Unfortunately, many insurance agents mis-sell life insurance like traditional insurance plans to innocent senior citizens. These plans are a mixture of investment and insurance. To get the maturity benefit, the policyholder has to wait until the completion of the policy term. The policy term will be usually around 10 years. Premiums are very high and returns are quite low.
IndianMoney reviews say it is very important to understand the insurance product and read the terms and conditions before availing the plan. Doing so can save you from cheating and fraud.
Many banks mis-sell insurance products to senior citizens as they have tie-ups with insurers called bancassurance. Senior citizens who want to invest money after retirement would be targeted. Usually what happens is bank officials sell insurance products to retirees, guaranteeing good returns on the investment and get their signature on policy documents. Banks then send the policy documents after the free-look-period giving no chance to return the insurance plan.
An IndianMoney review says that senior citizens should not make investment decisions at banks where insurance products are sold.
There are three ways to pay a premium for traditional plans and ULIPs. They are regular, limited period and single. Under the single premium plan, you are required to pay a lump sum amount at once.

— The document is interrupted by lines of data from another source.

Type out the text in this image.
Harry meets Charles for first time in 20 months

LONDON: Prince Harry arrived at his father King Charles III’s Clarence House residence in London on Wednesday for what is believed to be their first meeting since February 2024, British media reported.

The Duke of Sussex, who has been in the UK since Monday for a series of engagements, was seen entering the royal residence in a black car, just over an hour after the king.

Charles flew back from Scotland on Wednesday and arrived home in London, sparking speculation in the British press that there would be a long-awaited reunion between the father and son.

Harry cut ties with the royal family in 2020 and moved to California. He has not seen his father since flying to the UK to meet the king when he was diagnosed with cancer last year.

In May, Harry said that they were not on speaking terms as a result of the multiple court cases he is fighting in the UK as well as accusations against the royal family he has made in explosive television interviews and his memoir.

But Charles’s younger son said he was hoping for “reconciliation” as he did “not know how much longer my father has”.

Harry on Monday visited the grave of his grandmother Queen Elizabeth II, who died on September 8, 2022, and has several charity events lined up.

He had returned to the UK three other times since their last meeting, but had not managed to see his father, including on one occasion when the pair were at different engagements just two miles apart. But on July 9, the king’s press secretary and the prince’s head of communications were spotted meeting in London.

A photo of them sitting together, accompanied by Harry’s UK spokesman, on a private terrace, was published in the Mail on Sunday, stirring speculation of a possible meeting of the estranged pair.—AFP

Using this single premium plan, many insurance agents cheat innocent senior citizens by mis-selling single premium plans as fixed deposits. As per IndianMoney review, single premium plans should be avoided by senior citizens.
Ulips are a mixture of insurance and investment. Ulips invest in debt, equity or a mixture of both, and are not a suitable investment for senior citizens. They have a lock-in period of five years and you cannot exit before this. This investment option is suitable for young investors who are ready to take risks. As senior citizens need regular income, investing in ULIPs is not a good idea.